Q: Pivoting back to the interim bill that's being agreed upon, or voted on this week, for small business aid, Bloomberg News published this kind of widely shared map that showed that Republican-led states were getting more of the aid than Democratically led states. So how can New York get its fair share when you know that we have a president sort of notorious for playing favorites among governors and especially in an election year?
Gillibrand: Part of this interim bill for small businesses is directing the money to go to businesses that are underserved.
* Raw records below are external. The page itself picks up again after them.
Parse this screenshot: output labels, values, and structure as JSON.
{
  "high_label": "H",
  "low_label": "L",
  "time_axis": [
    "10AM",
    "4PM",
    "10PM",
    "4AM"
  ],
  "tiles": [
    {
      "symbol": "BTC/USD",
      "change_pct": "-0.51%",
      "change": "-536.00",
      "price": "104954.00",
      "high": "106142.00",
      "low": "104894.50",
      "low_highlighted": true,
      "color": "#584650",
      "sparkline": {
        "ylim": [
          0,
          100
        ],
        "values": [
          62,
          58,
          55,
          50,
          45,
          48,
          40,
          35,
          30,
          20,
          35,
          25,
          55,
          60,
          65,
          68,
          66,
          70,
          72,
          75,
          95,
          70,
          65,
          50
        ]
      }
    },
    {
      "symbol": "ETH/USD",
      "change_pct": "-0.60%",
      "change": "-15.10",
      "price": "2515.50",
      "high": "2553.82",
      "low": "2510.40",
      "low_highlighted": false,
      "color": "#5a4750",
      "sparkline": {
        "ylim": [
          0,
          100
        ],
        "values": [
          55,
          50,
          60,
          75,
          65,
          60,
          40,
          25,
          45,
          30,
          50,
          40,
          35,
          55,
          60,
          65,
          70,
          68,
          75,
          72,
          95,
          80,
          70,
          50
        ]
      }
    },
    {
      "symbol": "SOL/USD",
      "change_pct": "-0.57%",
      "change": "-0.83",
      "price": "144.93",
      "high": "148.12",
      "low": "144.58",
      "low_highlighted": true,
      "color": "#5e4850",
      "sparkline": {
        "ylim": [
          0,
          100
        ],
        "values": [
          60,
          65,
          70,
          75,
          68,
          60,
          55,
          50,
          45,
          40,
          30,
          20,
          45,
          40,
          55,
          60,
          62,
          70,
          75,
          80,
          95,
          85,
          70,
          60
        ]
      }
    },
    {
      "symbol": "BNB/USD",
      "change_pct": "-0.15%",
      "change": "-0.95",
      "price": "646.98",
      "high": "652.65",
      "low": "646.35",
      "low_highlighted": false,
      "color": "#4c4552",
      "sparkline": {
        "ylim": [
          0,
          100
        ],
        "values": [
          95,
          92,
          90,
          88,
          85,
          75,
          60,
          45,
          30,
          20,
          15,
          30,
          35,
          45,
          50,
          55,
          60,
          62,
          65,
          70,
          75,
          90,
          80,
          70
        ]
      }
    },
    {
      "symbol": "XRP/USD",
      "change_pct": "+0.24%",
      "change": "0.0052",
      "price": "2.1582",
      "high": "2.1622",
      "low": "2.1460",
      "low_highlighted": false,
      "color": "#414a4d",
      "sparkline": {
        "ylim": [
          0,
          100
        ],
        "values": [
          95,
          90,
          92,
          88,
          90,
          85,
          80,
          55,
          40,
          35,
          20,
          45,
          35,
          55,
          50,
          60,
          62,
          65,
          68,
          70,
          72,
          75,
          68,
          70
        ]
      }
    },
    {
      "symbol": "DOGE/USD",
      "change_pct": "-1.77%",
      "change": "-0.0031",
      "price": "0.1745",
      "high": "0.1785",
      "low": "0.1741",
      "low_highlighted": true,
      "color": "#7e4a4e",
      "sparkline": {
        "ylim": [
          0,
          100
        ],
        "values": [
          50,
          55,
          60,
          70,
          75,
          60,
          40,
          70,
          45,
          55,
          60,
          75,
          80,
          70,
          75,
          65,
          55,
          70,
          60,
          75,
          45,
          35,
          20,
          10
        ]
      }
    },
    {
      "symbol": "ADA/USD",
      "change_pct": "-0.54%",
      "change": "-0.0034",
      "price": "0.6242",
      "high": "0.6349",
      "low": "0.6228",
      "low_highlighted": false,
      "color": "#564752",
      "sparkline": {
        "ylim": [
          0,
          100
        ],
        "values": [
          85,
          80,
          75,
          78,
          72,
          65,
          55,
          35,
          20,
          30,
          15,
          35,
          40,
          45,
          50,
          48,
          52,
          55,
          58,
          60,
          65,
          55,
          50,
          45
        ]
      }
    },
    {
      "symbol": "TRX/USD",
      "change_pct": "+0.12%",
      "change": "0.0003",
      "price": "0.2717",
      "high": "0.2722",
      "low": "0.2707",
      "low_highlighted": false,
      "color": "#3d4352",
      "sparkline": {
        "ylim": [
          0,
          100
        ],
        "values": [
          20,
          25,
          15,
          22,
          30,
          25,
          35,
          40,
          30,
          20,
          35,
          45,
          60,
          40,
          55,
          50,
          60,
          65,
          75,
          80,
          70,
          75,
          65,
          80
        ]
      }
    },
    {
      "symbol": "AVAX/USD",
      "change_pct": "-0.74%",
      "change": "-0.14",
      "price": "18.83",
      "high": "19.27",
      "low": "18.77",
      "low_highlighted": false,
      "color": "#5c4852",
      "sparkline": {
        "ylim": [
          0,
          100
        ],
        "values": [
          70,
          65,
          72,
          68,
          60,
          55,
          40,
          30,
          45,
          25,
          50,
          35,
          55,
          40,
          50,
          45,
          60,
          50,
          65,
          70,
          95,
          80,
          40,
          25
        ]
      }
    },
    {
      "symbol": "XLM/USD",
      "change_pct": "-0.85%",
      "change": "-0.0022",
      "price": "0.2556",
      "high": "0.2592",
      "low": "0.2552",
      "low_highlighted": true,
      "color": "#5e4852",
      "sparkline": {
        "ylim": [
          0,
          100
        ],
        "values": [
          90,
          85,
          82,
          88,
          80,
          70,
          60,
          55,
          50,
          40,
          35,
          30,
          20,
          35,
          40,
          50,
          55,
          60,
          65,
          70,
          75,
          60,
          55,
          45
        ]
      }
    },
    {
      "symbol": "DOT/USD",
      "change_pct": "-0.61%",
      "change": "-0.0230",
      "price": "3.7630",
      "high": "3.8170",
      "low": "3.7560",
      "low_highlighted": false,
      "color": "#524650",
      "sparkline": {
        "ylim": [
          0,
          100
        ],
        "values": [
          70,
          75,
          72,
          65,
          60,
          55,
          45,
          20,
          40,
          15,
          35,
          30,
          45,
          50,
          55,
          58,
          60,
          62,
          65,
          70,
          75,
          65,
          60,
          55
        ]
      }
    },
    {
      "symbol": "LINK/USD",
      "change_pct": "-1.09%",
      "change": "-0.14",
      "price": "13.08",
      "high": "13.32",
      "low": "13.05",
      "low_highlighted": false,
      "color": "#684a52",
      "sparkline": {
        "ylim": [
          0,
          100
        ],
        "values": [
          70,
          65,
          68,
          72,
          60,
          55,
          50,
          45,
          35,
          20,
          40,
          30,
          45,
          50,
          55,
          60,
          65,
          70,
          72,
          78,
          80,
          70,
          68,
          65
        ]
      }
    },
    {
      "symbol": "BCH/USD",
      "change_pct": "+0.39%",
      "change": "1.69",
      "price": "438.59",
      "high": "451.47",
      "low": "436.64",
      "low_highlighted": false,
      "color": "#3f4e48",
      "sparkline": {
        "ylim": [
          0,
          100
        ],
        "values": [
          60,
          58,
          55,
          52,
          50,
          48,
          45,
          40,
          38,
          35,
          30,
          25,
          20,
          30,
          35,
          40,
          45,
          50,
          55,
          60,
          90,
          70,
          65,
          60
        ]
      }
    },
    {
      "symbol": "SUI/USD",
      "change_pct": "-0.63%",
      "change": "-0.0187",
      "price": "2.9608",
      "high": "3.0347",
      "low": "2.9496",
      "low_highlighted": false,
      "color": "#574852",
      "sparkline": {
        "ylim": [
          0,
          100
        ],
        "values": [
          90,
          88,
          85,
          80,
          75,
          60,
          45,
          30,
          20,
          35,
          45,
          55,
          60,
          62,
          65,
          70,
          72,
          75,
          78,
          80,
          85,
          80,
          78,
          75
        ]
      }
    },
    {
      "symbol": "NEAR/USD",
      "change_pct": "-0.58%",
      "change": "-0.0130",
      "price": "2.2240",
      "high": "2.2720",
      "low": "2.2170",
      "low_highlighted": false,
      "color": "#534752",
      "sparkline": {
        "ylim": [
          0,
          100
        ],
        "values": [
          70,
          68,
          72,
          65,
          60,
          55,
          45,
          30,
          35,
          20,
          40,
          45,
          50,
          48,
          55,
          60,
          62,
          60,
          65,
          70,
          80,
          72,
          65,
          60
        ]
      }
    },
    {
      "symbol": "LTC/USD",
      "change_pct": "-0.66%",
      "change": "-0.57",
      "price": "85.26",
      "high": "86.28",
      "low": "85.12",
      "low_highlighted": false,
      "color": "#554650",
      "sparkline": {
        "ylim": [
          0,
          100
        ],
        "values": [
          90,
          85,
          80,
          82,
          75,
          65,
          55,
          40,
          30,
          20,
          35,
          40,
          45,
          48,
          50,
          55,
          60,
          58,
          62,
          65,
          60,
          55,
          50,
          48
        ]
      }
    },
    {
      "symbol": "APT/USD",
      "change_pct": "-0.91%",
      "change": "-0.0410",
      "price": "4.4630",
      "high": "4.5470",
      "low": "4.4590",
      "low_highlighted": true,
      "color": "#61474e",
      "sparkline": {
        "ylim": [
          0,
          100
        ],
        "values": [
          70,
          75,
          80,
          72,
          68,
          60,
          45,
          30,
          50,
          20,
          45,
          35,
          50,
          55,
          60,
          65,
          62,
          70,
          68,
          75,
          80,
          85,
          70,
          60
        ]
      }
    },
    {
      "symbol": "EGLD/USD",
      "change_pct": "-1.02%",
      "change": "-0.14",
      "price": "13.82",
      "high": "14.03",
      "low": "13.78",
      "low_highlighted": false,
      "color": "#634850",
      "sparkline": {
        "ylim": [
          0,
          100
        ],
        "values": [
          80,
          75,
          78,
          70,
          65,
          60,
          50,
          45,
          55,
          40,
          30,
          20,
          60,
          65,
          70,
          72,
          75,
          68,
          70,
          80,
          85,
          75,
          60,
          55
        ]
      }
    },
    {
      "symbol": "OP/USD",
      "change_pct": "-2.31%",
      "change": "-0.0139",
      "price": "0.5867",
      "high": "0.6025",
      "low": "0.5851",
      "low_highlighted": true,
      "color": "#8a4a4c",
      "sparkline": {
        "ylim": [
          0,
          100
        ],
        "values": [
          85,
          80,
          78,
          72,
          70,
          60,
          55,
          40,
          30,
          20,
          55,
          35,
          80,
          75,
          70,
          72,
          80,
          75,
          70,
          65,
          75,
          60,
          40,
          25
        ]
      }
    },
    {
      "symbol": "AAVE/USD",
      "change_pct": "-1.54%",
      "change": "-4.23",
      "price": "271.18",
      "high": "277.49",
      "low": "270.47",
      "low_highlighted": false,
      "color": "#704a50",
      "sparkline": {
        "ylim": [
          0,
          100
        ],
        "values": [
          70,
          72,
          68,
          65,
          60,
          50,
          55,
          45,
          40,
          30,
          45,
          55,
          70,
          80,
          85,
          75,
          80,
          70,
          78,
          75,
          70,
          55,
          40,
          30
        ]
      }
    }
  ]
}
So whether they're in inner cities or whether they're in rural areas, if they don't have access to a big bank or they'll use a community bank or a credit union, the money is going to be made available specifically to those businesses that were left behind in the last bill. So that should help a lot of businesses in New York, because we have inner city businesses that are underbanked. We have rural businesses that are underbanked. And so those are our opportunities in that bill.
We also hope that the money that we provided for testing* will help all states, specifically a state like New York that is being hit so hard. So that's $25 billion just to create the supply chain for testing. And if we can get testing into our communities in New York City and in other parts of the state that have been hit hard, we'll be able to reopen businesses and schools.
Q: Bottom line, this interim package... is it a good deal?
Gillibrand: It's a step in the right direction. It's money for small businesses that's immediate, which is urgently needed. It's $300 billion urgently for small businesses, which is good. It has money for testing. $25 billion to start a chain of testing and some money for our hospitals. It's got $75 billion for hospitals and our medical profession, who are literally our frontline warfighters right now. ... It's not everything. It was never intended to be the next big bill. It was intended to be an interim bill.
So I think it's a good first step. A good next step. And there'll be another next step and another next step. I wouldn't be surprised if there's five more bills before we're through this.
And so I would just urge New Yorkers to keep being heard, making sure their concerns are being met. To the extent the SBA lending still isn't working for you or your business, call my office. So any family or organization that needs our help. We are working 24/7 on the phones to help people everywhere they need it.
*Funding for testing was still under negotiation as of Monday afternoon.